Abstract

Gasification of blends of biomass and coal can offer renewable fuels the scale and extent of deployment usually associated with fossil fuels. For significant penetration of renewables, however, co-utilization of significant quantities of biomass is required, which significantly impacts process performance. At a fundamental level, char reactivity affects many practical aspects of gasifier operation, and is complicated by the influence of blends of coal and biomass and their different behaviour during devolatilization. In this work, intrinsic gasification reaction kinetics of chars from biomass and coal mixtures with different proportions were studied: one set of chars produced separately and mixed prior to gasification; and another with chars produced from co-pyrolysis of biomass–coal blends.
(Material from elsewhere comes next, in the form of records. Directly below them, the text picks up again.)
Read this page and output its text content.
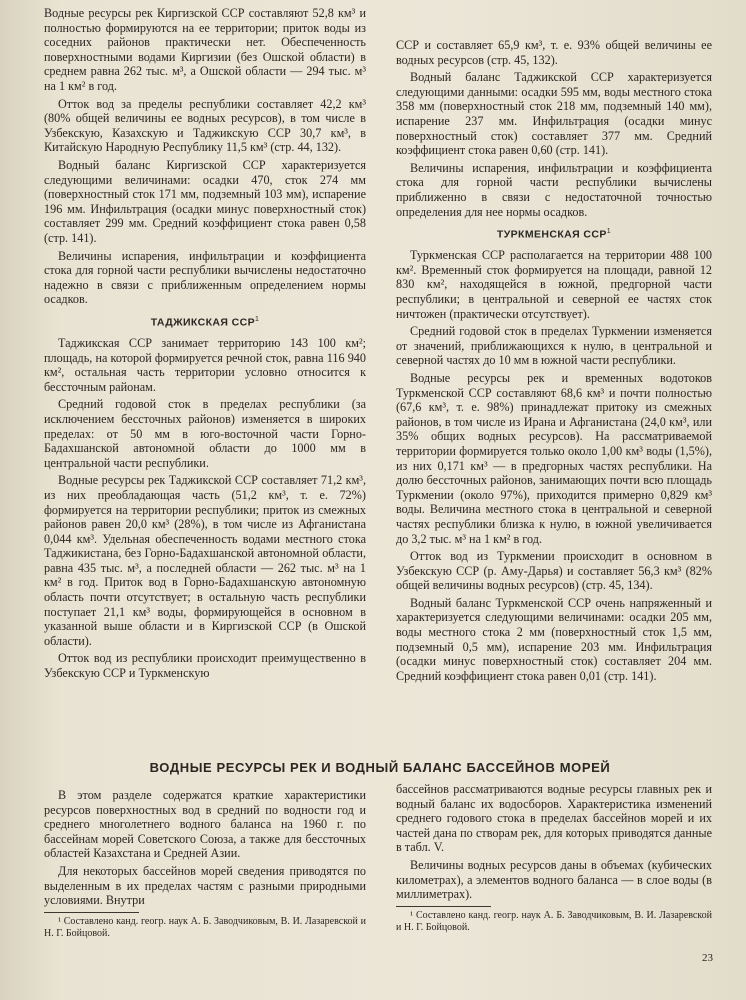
Водные ресурсы рек Киргизской ССР составляют 52,8 км³ и полностью формируются на ее территории; приток воды из соседних районов практически нет. Обеспеченность поверхностными водами Киргизии (без Ошской области) в среднем равна 262 тыс. м³, а Ошской области — 294 тыс. м³ на 1 км² в год.

Отток вод за пределы республики составляет 42,2 км³ (80% общей величины ее водных ресурсов), в том числе в Узбекскую, Казахскую и Таджикскую ССР 30,7 км³, в Китайскую Народную Республику 11,5 км³ (стр. 44, 132).

Водный баланс Киргизской ССР характеризуется следующими величинами: осадки 470, сток 274 мм (поверхностный сток 171 мм, подземный 103 мм), испарение 196 мм. Инфильтрация (осадки минус поверхностный сток) составляет 299 мм. Средний коэффициент стока равен 0,58 (стр. 141).

Величины испарения, инфильтрации и коэффициента стока для горной части республики вычислены недостаточно надежно в связи с приближенным определением нормы осадков.

ТАДЖИКСКАЯ ССР$^1$

Таджикская ССР занимает территорию 143 100 км²; площадь, на которой формируется речной сток, равна 116 940 км², остальная часть территории условно относится к бессточным районам.

Средний годовой сток в пределах республики (за исключением бессточных районов) изменяется в широких пределах: от 50 мм в юго-восточной части Горно-Бадахшанской автономной области до 1000 мм в центральной части республики.

Водные ресурсы рек Таджикской ССР составляет 71,2 км³, из них преобладающая часть (51,2 км³, т. е. 72%) формируется на территории республики; приток из смежных районов равен 20,0 км³ (28%), в том числе из Афганистана 0,044 км³. Удельная обеспеченность водами местного стока Таджикистана, без Горно-Бадахшанской автономной области, равна 435 тыс. м³, а последней области — 262 тыс. м³ на 1 км² в год. Приток вод в Горно-Бадахшанскую автономную область почти отсутствует; в остальную часть республики поступает 21,1 км³ воды, формирующейся в основном в указанной выше области и в Киргизской ССР (в Ошской области).

Отток вод из республики происходит преимущественно в Узбекскую ССР и Туркменскую

ССР и составляет 65,9 км³, т. е. 93% общей величины ее водных ресурсов (стр. 45, 132).

Водный баланс Таджикской ССР характеризуется следующими данными: осадки 595 мм, воды местного стока 358 мм (поверхностный сток 218 мм, подземный 140 мм), испарение 237 мм. Инфильтрация (осадки минус поверхностный сток) составляет 377 мм. Средний коэффициент стока равен 0,60 (стр. 141).

Величины испарения, инфильтрации и коэффициента стока для горной части республики вычислены приближенно в связи с недостаточной точностью определения для нее нормы осадков.

ТУРКМЕНСКАЯ ССР$^1$

Туркменская ССР располагается на территории 488 100 км². Временный сток формируется на площади, равной 12 830 км², находящейся в южной, предгорной части республики; в центральной и северной ее частях сток ничтожен (практически отсутствует).

Средний годовой сток в пределах Туркмении изменяется от значений, приближающихся к нулю, в центральной и северной частях до 10 мм в южной части республики.

Водные ресурсы рек и временных водотоков Туркменской ССР составляют 68,6 км³ и почти полностью (67,6 км³, т. е. 98%) принадлежат притоку из смежных районов, в том числе из Ирана и Афганистана (24,0 км³, или 35% общих водных ресурсов). На рассматриваемой территории формируется только около 1,00 км³ воды (1,5%), из них 0,171 км³ — в предгорных частях республики. На долю бессточных районов, занимающих почти всю площадь Туркмении (около 97%), приходится примерно 0,829 км³ воды. Величина местного стока в центральной и северной частях республики близка к нулю, в южной увеличивается до 3,2 тыс. м³ на 1 км² в год.

Отток вод из Туркмении происходит в основном в Узбекскую ССР (р. Аму-Дарья) и составляет 56,3 км³ (82% общей величины водных ресурсов) (стр. 45, 134).

Водный баланс Туркменской ССР очень напряженный и характеризуется следующими величинами: осадки 205 мм, воды местного стока 2 мм (поверхностный сток 1,5 мм, подземный 0,5 мм), испарение 203 мм. Инфильтрация (осадки минус поверхностный сток) составляет 204 мм. Средний коэффициент стока равен 0,01 (стр. 141).

ВОДНЫЕ РЕСУРСЫ РЕК И ВОДНЫЙ БАЛАНС БАССЕЙНОВ МОРЕЙ

В этом разделе содержатся краткие характеристики ресурсов поверхностных вод в средний по водности год и среднего многолетнего водного баланса на 1960 г. по бассейнам морей Советского Союза, а также для бессточных областей Казахстана и Средней Азии.

Для некоторых бассейнов морей сведения приводятся по выделенным в их пределах частям с разными природными условиями. Внутри

¹ Составлено канд. геогр. наук А. Б. Заводчиковым, В. И. Лазаревской и Н. Г. Бойцовой.

бассейнов рассматриваются водные ресурсы главных рек и водный баланс их водосборов. Характеристика изменений среднего годового стока в пределах бассейнов морей и их частей дана по створам рек, для которых приводятся данные в табл. V.

Величины водных ресурсов даны в объемах (кубических километрах), а элементов водного баланса — в слое воды (в миллиметрах).

¹ Составлено канд. геогр. наук А. Б. Заводчиковым, В. И. Лазаревской и Н. Г. Бойцовой.

23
Lower specific and intrinsic rates were observed for the samples where the biomass and coal were pyrolyzed together than when they were pyrolyzed separately, suggesting some interaction during devolatilization that affects reactivity behaviour. XRD results showed that the catalytically-active calcium species in the biomass interacted with the aluminosilicate species in the coal mineral matter to form Ca2Al2SiO7 (gehlenite) crystals, which are catalytically inert. The conversion of catalytically-active Ca to catalytically-inactive Ca may have led to lower reactivity of co-pyrolyzed mixtures, highlighting the importance of understanding the type and nature of often catalytically-active species when investigating the gasification behaviour of blends of coal and biomass materials.